Cautionary tales of extreme poverty have become a signature argument of the pro-abortion lobby under the same logic that justifies pregnancy termination for children expected to have genetic conditions such as Down syndrome. Bash ought to ask a child with Down syndrome whether he or she would have rather been aborted. The answer would certainly be no.
While their explicit reasons for doing so are grotesque, leftists aren’t entirely wrong in pointing out high levels of child poverty preceding a post-Roe baby boom. It’s true that a vast number of women who pursue the deadly procedure are themselves below the federal poverty line, and kids are more expensive than ever.
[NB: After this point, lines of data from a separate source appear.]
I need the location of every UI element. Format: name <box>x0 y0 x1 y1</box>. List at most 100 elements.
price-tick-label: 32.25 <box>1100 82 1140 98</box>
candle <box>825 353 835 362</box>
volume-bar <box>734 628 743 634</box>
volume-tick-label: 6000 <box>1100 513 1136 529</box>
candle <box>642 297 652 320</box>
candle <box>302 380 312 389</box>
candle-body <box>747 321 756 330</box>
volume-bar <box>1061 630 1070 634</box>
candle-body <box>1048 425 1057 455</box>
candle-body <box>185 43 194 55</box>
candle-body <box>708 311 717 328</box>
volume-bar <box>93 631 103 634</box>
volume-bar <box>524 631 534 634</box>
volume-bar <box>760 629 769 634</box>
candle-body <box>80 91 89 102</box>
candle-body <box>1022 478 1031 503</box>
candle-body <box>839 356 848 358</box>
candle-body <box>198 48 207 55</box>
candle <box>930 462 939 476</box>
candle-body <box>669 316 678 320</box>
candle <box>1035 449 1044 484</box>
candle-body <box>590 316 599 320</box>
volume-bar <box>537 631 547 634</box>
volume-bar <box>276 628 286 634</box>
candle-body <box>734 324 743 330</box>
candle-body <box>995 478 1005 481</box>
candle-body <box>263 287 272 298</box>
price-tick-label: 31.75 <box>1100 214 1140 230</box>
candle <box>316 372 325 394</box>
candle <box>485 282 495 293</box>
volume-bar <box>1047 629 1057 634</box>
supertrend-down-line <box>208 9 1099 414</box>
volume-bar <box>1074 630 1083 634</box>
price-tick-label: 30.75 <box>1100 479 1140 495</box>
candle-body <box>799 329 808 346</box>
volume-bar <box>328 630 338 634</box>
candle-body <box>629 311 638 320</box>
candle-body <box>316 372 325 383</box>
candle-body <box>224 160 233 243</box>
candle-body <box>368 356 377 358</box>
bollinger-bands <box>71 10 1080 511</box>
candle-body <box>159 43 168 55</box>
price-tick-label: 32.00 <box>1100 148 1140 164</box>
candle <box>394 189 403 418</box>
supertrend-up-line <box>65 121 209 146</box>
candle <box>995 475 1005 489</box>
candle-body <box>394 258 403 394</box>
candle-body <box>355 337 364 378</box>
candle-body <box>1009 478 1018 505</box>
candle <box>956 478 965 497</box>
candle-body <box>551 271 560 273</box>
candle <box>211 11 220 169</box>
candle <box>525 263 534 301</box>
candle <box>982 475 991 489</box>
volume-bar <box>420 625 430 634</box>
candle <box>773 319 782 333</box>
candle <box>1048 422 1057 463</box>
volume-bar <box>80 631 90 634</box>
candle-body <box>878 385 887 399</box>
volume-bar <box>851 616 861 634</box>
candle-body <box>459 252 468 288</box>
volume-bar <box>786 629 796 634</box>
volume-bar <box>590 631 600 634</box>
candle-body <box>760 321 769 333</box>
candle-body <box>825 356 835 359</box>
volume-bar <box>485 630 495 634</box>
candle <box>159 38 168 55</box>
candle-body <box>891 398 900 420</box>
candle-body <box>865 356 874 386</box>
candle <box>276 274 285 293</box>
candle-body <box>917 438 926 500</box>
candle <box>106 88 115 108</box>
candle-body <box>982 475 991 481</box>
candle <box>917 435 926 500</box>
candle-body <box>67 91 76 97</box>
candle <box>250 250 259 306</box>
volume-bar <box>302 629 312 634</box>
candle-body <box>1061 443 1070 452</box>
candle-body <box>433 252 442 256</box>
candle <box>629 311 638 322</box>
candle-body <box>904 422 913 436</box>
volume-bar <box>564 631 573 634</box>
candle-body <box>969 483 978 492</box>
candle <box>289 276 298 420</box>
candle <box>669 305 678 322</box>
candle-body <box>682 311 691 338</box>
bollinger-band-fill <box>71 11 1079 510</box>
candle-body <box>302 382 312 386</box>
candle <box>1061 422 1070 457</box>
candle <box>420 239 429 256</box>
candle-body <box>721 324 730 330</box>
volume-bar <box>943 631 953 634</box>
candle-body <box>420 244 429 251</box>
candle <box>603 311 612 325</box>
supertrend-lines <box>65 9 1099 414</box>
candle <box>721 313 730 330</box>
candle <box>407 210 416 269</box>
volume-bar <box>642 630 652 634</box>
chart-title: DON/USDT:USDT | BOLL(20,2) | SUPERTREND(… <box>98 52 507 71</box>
Toss runaway inflation into the mix when child poverty is already on the rise, and it’s conceivable millions of children will be born into less than preferable circumstances. But to suggest a child born into poverty is worse than no child born at all not only dismisses the sanctity of life and insults every individual with a rags-to-riches story, but it also ignores efforts among pro-life activists to enhance the affordability of childcare or life-saving alternatives like adoption.
Pro-life policymakers can and should be preparing for a post-Roe America with substantive solutions on childcare, especially as the nation’s population grows at its slowest pace since the Declaration of Independence was written. America needs more babies, and Republicans such as Missouri Sen. Josh Hawley are already working on ways to make childcare more affordable so that abortion, which will remain legal in states such as California even after Roe is gone, is no longer viewed as an attractive financial incentive.